A Fully Forward Deep-Learning Method Prices Compound and Bermudan Options

Pricing an option gets messy fast when the payoff depends on several future decisions or many underlying assets. This paper tackles that problem with a fully forward deep-learning method called the Compound BSDE method. A backward stochastic differential equation, or BSDE, rewrites pricing as a system that works backward from the final payoff to today. The authors extend the classical deep BSDE method, which handled one BSDE, to compound BSDEs. That lets them treat compound options and optimal stopping problems such as Bermudan option pricing in a single framework. They also establish convergence properties for the algorithm and derive an a posteriori error estimate, a way to assess the error after the computation is done. In numerical experiments, the method is reported to be accurate and computationally efficient. The paper says it is effective for high-dimensional option pricing and optimal stopping problems, which are the cases that usually become hardest for traditional numerical tools.

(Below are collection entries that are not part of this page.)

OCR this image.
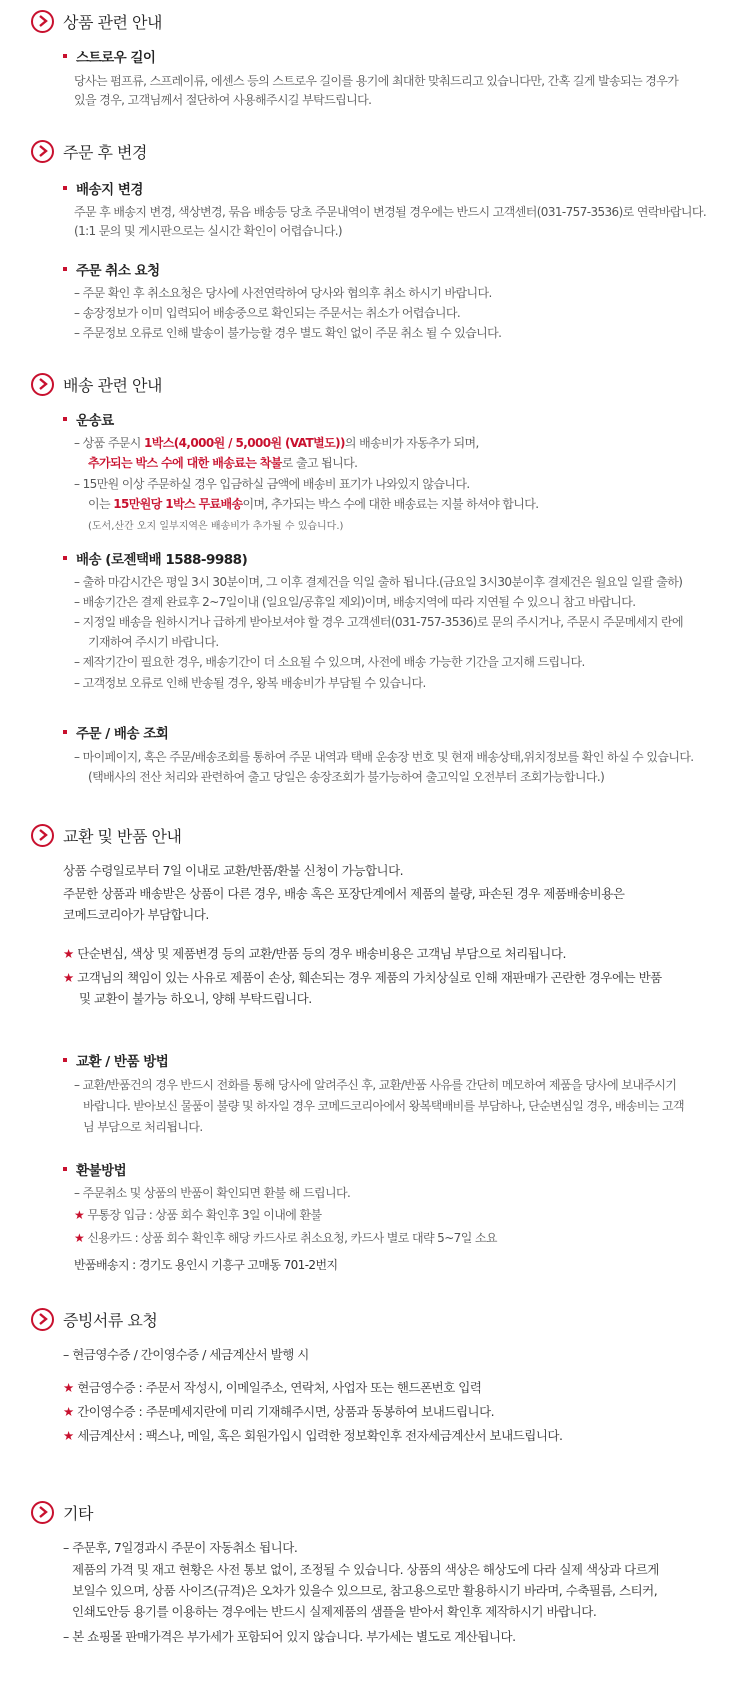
상품 관련 안내
스트로우 길이
당사는 펌프류, 스프레이류, 에센스 등의 스트로우 길이를 용기에 최대한 맞춰드리고 있습니다만, 간혹 길게 발송되는 경우가
있을 경우, 고객님께서 절단하여 사용해주시길 부탁드립니다.
주문 후 변경
배송지 변경
주문 후 배송지 변경, 색상변경, 묶음 배송등 당초 주문내역이 변경될 경우에는 반드시 고객센터(031-757-3536)로 연락바랍니다.
(1:1 문의 및 게시판으로는 실시간 확인이 어렵습니다.)
주문 취소 요청
– 주문 확인 후 취소요청은 당사에 사전연락하여 당사와 협의후 취소 하시기 바랍니다.
– 송장정보가 이미 입력되어 배송중으로 확인되는 주문서는 취소가 어렵습니다.
– 주문정보 오류로 인해 발송이 불가능할 경우 별도 확인 없이 주문 취소 될 수 있습니다.
배송 관련 안내
운송료
– 상품 주문시 1박스(4,000원 / 5,000원 (VAT별도))의 배송비가 자동추가 되며,
추가되는 박스 수에 대한 배송료는 착불로 출고 됩니다.
– 15만원 이상 주문하실 경우 입금하실 금액에 배송비 표기가 나와있지 않습니다.
이는 15만원당 1박스 무료배송이며, 추가되는 박스 수에 대한 배송료는 지불 하셔야 합니다.
(도서,산간 오지 일부지역은 배송비가 추가될 수 있습니다.)
배송 (로젠택배 1588-9988)
– 출하 마감시간은 평일 3시 30분이며, 그 이후 결제건을 익일 출하 됩니다.(금요일 3시30분이후 결제건은 월요일 일괄 출하)
– 배송기간은 결제 완료후 2~7일이내 (일요일/공휴일 제외)이며, 배송지역에 따라 지연될 수 있으니 참고 바랍니다.
– 지정일 배송을 원하시거나 급하게 받아보셔야 할 경우 고객센터(031-757-3536)로 문의 주시거나, 주문시 주문메세지 란에
기재하여 주시기 바랍니다.
– 제작기간이 필요한 경우, 배송기간이 더 소요될 수 있으며, 사전에 배송 가능한 기간을 고지해 드립니다.
– 고객정보 오류로 인해 반송될 경우, 왕복 배송비가 부담될 수 있습니다.
주문 / 배송 조회
– 마이페이지, 혹은 주문/배송조회를 통하여 주문 내역과 택배 운송장 번호 및 현재 배송상태,위치정보를 확인 하실 수 있습니다.
(택배사의 전산 처리와 관련하여 출고 당일은 송장조회가 불가능하여 출고익일 오전부터 조회가능합니다.)
교환 및 반품 안내
상품 수령일로부터 7일 이내로 교환/반품/환불 신청이 가능합니다.
주문한 상품과 배송받은 상품이 다른 경우, 배송 혹은 포장단계에서 제품의 불량, 파손된 경우 제품배송비용은
코메드코리아가 부담합니다.
★ 단순변심, 색상 및 제품변경 등의 교환/반품 등의 경우 배송비용은 고객님 부담으로 처리됩니다.
★ 고객님의 책임이 있는 사유로 제품이 손상, 훼손되는 경우 제품의 가치상실로 인해 재판매가 곤란한 경우에는 반품
및 교환이 불가능 하오니, 양해 부탁드립니다.
교환 / 반품 방법
– 교환/반품건의 경우 반드시 전화를 통해 당사에 알려주신 후, 교환/반품 사유를 간단히 메모하여 제품을 당사에 보내주시기
바랍니다. 받아보신 물품이 불량 및 하자일 경우 코메드코리아에서 왕복택배비를 부담하나, 단순변심일 경우, 배송비는 고객
님 부담으로 처리됩니다.
환불방법
– 주문취소 및 상품의 반품이 확인되면 환불 해 드립니다.
★ 무통장 입금 : 상품 회수 확인후 3일 이내에 환불
★ 신용카드 : 상품 회수 확인후 해당 카드사로 취소요청, 카드사 별로 대략 5~7일 소요
반품배송지 : 경기도 용인시 기흥구 고매동 701-2번지
증빙서류 요청
– 현금영수증 / 간이영수증 / 세금계산서 발행 시
★ 현금영수증 : 주문서 작성시, 이메일주소, 연락처, 사업자 또는 핸드폰번호 입력
★ 간이영수증 : 주문메세지란에 미리 기재해주시면, 상품과 동봉하여 보내드립니다.
★ 세금계산서 : 팩스나, 메일, 혹은 회원가입시 입력한 정보확인후 전자세금계산서 보내드립니다.
기타
– 주문후, 7일경과시 주문이 자동취소 됩니다.
제품의 가격 및 재고 현황은 사전 통보 없이, 조정될 수 있습니다. 상품의 색상은 해상도에 다라 실제 색상과 다르게
보일수 있으며, 상품 사이즈(규격)은 오차가 있을수 있으므로, 참고용으로만 활용하시기 바라며, 수축필름, 스티커,
인쇄도안등 용기를 이용하는 경우에는 반드시 실제제품의 샘플을 받아서 확인후 제작하시기 바랍니다.
– 본 쇼핑몰 판매가격은 부가세가 포함되어 있지 않습니다. 부가세는 별도로 계산됩니다.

A Bermudan option gives you a few set dates to act. A compound option stacks one option on top of another. Each added choice makes the price harder to pin down. The Compound BSDE method does something odd and useful. It prices these contracts by marching forward in time. That is the surprise. Most pricing stories start at the payoff and work backward. This method keeps the clock running forward and still reaches the right answer. For traders, that matters when many future choices and many assets make old tools slow or awkward. For anyone who has waited on a yes-or-no choice, the logic is familiar. Timing changes value.

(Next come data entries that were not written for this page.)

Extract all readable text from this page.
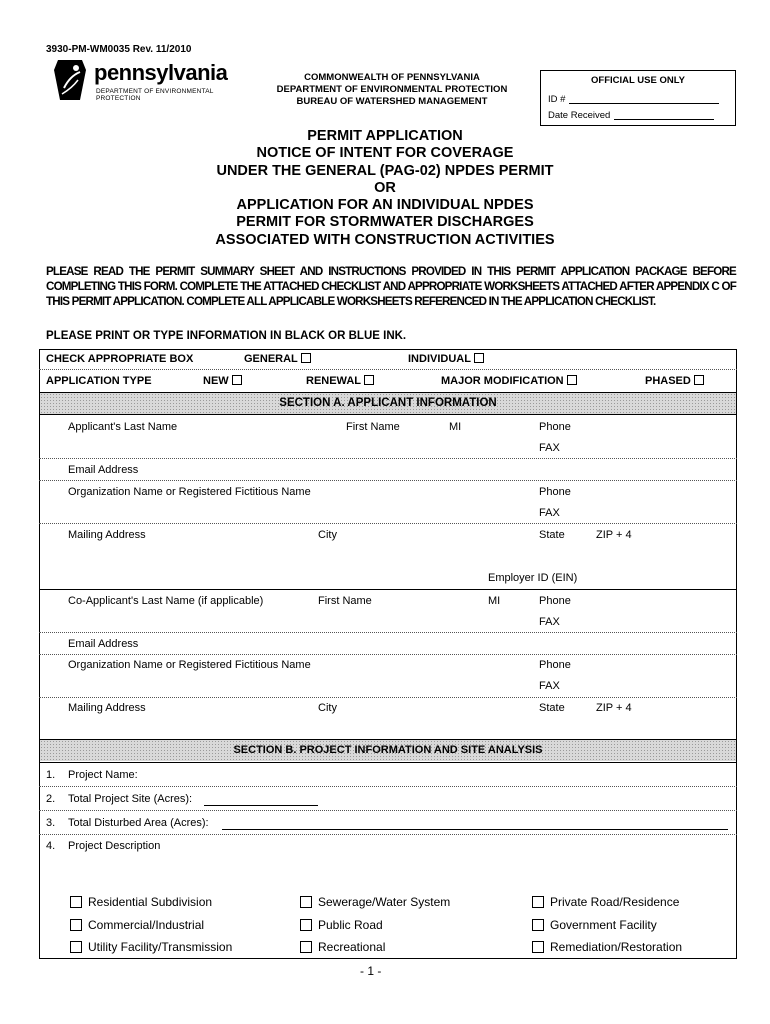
3930-PM-WM0035 Rev. 11/2010
pennsylvania
DEPARTMENT OF ENVIRONMENTAL PROTECTION
COMMONWEALTH OF PENNSYLVANIA
DEPARTMENT OF ENVIRONMENTAL PROTECTION
BUREAU OF WATERSHED MANAGEMENT
OFFICIAL USE ONLY
ID #
Date Received
PERMIT APPLICATION
NOTICE OF INTENT FOR COVERAGE
UNDER THE GENERAL (PAG-02) NPDES PERMIT
OR
APPLICATION FOR AN INDIVIDUAL NPDES
PERMIT FOR STORMWATER DISCHARGES
ASSOCIATED WITH CONSTRUCTION ACTIVITIES
PLEASE READ THE PERMIT SUMMARY SHEET AND INSTRUCTIONS PROVIDED IN THIS PERMIT APPLICATION PACKAGE BEFORE COMPLETING THIS FORM. COMPLETE THE ATTACHED CHECKLIST AND APPROPRIATE WORKSHEETS ATTACHED AFTER APPENDIX C OF THIS PERMIT APPLICATION. COMPLETE ALL APPLICABLE WORKSHEETS REFERENCED IN THE APPLICATION CHECKLIST.
PLEASE PRINT OR TYPE INFORMATION IN BLACK OR BLUE INK.
CHECK APPROPRIATE BOX	GENERAL	INDIVIDUAL
APPLICATION TYPE	NEW	RENEWAL	MAJOR MODIFICATION	PHASED
SECTION A. APPLICANT INFORMATION
Applicant's Last Name	First Name	MI	Phone
FAX
Email Address
Organization Name or Registered Fictitious Name	Phone
FAX
Mailing Address	City	State	ZIP + 4
Employer ID (EIN)
Co-Applicant's Last Name (if applicable)	First Name	MI	Phone
FAX
Email Address
Organization Name or Registered Fictitious Name	Phone
FAX
Mailing Address	City	State	ZIP + 4
SECTION B. PROJECT INFORMATION AND SITE ANALYSIS
1. Project Name:
2. Total Project Site (Acres):
3. Total Disturbed Area (Acres):
4. Project Description
Residential Subdivision	Sewerage/Water System	Private Road/Residence
Commercial/Industrial	Public Road	Government Facility
Utility Facility/Transmission	Recreational	Remediation/Restoration
- 1 -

When one option sits on another

The method rewrites pricing as a system of backward stochastic differential equations, or BSDEs. A BSDE is a rule that starts from the final payoff and works back to today. That shift gives compound options a cleaner shape. It also fits optimal stopping, which means choosing the best time to stop. Bermudan pricing fits that pattern because exercise only happens on set dates. The new algorithm extends the older deep BSDE method, which handled one BSDE. It then adds a convergence result. It also gives an a posteriori error estimate, a check of the error after the run ends. Numerical tests showed accuracy and speed in high dimensions, meaning many assets or risk factors.

How a forward run can still solve it

The setup starts with simulated price paths. A neural network, meaning a pattern-finding model made of linked layers, learns the missing pieces. The run moves forward in time. At each step, the method updates the linked BSDEs, or backward equations. That lets one forward setup cover several layers of payoff. The price guess changes until the final payoff lines up. The convergence proof shows the scheme does not drift without control. The error estimate then checks the result after the run ends.

Why it matters for real pricing

Pricing gets hard when contracts depend on many assets and many future choices. Old methods can slow down or get awkward in that setting. The Compound BSDE method gives one forward route for both compound and Bermudan problems. That matters because one tool can cover high-dimensional cases that strain classic solvers. The error estimate also gives a built-in sanity check after the run.

The Bermudan geometric basket put option

The surprise here is not just speed. It is that a forward method can live inside a backward pricing world. That opens a practical path for compound options and Bermudan payoffs. This method's own tests point to the Bermudan geometric basket put option as a hard case. The next check is whether the same forward frame keeps working as dimensions climb. If it does, one of finance's most tangled pricing jobs gets a simpler route.